One part of this projection is good news, which will be explored more in a subsequent shipping refueling analysis: global emissions from shipping have likely peaked and will diminish even with the continued use of fossil fuels after 2030 or so. The other part is not as good.
Long-haul shipping mostly uses bunker fuels, which are basically better grades of asphalt, the detritus of petroleum refineries. It’s the highest CO2e-emitting form of fuel after coal, and that includes a lot of black carbon with its global warming potential (GWP) of 4,470 over 20 years, and a 100-year GWP of 1,055–2,240. It’s a heavily polluting form of transportation in terms of other pollutants as well. That means that long-haul shipping, like long-haul aviation, punches above its weight as a source of CO2e emissions. Addressing it will still be necessary.
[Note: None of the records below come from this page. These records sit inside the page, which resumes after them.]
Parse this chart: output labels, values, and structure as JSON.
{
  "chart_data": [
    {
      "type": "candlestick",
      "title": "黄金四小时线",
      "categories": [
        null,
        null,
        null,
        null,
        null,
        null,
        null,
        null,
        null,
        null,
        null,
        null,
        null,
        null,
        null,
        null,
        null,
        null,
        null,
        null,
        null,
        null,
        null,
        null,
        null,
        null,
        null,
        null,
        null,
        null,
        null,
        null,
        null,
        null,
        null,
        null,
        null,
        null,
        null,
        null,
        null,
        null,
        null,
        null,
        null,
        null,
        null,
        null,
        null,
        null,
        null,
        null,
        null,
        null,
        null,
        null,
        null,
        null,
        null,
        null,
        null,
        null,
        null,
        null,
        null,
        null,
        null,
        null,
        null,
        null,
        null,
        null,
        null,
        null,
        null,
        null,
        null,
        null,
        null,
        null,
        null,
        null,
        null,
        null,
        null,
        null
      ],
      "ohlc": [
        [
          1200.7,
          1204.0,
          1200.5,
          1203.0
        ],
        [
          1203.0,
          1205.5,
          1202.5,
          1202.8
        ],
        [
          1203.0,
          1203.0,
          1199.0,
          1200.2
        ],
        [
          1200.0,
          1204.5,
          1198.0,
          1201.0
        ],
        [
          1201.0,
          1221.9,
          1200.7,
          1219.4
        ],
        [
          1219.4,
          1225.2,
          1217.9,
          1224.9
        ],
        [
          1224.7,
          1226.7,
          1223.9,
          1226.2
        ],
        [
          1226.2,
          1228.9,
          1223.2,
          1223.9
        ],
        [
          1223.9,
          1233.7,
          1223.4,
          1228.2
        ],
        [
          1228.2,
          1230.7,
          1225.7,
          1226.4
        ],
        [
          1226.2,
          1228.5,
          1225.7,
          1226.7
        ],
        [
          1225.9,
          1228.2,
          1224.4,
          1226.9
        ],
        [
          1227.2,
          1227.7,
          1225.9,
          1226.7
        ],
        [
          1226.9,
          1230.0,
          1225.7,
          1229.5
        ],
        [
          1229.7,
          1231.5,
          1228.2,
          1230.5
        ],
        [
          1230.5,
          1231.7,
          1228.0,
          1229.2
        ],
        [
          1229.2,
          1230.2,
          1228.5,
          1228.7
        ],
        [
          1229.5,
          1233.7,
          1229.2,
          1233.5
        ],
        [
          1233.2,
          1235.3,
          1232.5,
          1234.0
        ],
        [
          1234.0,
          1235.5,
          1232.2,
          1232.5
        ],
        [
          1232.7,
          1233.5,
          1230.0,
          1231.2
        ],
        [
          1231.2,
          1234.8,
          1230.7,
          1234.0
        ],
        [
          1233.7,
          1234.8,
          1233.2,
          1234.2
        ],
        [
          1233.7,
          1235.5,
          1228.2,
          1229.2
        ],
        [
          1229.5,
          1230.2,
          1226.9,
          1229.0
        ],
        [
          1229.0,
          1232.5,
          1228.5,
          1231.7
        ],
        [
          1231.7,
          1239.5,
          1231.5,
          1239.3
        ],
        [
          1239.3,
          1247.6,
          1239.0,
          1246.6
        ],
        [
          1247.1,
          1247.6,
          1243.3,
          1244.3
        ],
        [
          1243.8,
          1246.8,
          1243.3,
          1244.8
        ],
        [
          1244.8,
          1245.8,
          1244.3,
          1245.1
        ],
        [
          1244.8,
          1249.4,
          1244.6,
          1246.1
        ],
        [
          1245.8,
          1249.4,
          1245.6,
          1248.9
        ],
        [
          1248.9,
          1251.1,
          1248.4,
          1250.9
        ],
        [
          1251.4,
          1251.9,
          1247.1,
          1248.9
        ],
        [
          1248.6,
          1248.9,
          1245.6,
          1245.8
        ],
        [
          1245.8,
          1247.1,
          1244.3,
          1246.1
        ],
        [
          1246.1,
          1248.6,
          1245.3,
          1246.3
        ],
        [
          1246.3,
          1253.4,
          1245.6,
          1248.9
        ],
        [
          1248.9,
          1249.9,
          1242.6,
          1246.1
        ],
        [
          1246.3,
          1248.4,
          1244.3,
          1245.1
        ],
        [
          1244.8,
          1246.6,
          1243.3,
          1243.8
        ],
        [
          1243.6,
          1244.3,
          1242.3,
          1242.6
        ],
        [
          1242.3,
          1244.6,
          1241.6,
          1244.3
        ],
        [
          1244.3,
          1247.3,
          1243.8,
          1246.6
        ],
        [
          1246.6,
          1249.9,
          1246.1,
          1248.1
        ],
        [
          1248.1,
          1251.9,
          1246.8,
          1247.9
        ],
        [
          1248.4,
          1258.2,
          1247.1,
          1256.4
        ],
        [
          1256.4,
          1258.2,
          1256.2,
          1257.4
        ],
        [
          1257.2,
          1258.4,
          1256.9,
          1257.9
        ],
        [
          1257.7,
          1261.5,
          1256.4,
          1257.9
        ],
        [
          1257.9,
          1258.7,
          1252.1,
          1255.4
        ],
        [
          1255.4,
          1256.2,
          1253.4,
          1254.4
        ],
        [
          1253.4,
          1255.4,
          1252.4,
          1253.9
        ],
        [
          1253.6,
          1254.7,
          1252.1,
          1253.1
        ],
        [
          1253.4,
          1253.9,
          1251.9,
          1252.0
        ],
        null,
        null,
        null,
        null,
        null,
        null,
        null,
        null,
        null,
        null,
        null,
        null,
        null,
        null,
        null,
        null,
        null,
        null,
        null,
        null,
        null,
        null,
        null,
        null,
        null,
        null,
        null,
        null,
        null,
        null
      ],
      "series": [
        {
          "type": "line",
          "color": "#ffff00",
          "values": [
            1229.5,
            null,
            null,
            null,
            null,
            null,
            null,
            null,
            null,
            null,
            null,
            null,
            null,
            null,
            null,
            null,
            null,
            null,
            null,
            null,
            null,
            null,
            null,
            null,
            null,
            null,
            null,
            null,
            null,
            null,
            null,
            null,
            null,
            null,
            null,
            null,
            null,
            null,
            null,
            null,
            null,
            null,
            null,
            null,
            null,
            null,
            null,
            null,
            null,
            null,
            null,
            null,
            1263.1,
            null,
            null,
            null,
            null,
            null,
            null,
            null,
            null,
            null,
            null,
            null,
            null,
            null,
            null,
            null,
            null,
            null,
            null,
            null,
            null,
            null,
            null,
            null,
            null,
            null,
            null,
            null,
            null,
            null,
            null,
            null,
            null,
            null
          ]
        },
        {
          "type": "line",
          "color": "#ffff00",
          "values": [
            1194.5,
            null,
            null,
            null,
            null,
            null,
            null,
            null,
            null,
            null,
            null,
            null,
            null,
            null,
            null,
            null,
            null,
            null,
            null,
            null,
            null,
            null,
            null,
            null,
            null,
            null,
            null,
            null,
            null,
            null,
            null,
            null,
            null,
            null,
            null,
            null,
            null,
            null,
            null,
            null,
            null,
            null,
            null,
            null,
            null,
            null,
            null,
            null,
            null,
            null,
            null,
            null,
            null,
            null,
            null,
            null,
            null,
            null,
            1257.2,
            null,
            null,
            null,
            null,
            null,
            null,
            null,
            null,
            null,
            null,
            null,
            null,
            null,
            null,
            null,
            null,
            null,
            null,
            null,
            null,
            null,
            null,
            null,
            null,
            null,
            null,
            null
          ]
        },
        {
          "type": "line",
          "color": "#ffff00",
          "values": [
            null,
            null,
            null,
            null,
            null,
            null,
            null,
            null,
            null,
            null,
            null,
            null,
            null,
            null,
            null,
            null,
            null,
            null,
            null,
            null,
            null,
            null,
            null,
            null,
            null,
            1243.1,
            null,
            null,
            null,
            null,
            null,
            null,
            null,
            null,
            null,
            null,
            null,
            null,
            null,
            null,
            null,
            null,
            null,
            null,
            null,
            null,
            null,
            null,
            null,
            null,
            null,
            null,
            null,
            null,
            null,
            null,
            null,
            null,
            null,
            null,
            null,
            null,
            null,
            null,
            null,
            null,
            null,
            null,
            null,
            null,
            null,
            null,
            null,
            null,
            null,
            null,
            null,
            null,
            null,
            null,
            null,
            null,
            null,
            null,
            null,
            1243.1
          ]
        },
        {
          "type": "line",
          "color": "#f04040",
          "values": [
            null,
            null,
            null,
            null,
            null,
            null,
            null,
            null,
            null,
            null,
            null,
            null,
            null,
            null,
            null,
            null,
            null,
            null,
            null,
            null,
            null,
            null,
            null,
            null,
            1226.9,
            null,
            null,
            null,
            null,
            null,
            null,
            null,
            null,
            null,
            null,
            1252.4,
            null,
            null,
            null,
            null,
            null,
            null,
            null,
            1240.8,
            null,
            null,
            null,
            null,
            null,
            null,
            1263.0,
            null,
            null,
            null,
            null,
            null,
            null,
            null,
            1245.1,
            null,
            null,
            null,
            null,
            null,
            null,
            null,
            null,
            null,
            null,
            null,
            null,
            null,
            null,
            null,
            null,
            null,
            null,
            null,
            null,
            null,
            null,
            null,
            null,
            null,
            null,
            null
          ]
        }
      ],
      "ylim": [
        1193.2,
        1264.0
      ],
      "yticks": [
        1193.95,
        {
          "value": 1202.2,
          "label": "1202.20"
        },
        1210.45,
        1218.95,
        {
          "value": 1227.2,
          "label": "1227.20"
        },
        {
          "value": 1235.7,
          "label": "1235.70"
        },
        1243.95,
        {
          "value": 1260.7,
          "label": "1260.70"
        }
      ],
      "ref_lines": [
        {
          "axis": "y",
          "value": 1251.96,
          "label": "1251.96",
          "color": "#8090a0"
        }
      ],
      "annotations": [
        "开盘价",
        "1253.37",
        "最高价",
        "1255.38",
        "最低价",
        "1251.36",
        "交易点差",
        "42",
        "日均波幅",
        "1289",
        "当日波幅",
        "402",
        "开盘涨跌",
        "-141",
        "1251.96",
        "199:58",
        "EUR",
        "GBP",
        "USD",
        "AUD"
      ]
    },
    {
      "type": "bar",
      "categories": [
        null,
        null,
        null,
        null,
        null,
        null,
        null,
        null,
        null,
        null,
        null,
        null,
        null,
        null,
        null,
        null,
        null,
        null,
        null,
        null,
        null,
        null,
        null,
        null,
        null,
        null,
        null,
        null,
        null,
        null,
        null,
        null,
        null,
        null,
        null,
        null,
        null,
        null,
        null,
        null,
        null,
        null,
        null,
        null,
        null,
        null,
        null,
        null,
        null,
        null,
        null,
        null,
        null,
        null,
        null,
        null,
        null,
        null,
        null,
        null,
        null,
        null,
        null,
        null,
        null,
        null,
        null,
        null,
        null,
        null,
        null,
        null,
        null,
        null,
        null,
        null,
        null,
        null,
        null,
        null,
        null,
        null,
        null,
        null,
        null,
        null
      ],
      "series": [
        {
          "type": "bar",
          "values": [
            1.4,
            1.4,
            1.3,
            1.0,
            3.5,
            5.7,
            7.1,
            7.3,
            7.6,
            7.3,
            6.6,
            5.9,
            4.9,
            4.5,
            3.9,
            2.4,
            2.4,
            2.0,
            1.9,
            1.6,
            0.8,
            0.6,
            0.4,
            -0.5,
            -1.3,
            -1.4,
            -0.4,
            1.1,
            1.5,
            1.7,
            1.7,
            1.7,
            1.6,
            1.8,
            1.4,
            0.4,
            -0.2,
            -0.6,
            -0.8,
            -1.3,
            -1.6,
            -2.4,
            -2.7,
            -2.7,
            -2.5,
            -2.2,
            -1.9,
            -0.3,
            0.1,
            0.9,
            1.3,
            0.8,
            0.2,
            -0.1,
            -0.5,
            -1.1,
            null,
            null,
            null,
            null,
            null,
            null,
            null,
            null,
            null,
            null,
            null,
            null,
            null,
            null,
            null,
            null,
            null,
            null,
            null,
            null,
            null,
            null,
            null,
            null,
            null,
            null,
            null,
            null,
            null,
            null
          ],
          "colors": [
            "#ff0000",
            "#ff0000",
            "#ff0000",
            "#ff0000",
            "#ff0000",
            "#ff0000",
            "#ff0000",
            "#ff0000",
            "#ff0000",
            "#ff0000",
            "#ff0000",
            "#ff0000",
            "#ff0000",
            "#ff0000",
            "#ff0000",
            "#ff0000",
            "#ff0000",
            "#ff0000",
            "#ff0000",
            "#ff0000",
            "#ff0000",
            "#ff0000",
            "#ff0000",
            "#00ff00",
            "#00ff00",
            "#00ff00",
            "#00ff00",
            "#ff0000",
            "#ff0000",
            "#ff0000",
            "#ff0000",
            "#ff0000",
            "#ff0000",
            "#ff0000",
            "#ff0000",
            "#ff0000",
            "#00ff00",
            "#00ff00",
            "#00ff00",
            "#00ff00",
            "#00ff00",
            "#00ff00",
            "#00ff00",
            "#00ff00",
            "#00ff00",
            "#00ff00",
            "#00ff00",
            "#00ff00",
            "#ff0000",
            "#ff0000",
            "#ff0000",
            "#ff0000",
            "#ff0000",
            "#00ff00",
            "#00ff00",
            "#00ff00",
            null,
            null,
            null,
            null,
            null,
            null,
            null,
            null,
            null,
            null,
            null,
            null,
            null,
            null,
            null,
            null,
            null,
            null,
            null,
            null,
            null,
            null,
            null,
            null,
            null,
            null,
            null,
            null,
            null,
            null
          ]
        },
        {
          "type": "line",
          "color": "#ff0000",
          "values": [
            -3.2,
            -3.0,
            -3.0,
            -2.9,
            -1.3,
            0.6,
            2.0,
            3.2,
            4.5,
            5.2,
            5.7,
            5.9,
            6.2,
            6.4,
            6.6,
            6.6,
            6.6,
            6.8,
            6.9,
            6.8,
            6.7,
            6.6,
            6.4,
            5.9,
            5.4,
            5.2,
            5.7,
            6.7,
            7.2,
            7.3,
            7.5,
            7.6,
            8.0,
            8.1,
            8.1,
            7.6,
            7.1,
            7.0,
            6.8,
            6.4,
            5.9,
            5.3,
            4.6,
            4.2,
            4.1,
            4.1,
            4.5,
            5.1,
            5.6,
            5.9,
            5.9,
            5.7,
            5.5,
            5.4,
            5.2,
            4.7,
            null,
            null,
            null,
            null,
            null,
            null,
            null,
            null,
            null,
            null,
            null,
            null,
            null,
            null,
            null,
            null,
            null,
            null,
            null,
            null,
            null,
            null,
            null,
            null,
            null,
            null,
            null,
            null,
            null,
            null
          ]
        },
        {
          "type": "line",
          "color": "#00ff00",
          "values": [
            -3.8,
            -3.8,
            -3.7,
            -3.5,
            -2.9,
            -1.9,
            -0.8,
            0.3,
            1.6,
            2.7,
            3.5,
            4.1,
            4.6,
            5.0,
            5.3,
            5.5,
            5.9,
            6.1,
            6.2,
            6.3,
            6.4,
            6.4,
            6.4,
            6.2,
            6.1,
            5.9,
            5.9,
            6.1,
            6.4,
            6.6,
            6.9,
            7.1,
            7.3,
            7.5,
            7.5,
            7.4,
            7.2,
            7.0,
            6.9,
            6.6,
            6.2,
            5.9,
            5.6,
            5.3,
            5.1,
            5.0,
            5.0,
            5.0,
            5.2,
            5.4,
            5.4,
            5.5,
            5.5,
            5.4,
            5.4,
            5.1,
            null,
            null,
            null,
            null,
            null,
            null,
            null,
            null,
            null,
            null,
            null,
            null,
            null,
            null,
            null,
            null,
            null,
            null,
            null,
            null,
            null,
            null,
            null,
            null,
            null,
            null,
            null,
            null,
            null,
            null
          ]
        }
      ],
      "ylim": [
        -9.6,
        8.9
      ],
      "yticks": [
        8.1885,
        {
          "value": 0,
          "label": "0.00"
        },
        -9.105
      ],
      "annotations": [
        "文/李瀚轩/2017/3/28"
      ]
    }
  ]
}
Of course, another point on that is that my 2100 projection of refinement of crude oil puts it at roughly 5% of current global volumes, specifically for the useful industrial feedstock components we get from portions of the barrel. That means that cheap global supplies of both asphalt and bunker fuel will also be drying up, and shipping will have to refuel to something less harmful regardless.
And so that’s the projection for shipping volumes through 2100. In subsequent assessments, I’ll project fuel replacements in short-, medium-, and long-haul shipping and the CO2e emissions implications of this scenario. But a key takeaway for policy makers and investors is that shipping is not nearly as likely to be a growth industry as many projections assert. COVID-19 and the climate crisis mean the coming decades are radically different than the ones leading up to 2020. Simple projections from the past do not provide useful insights.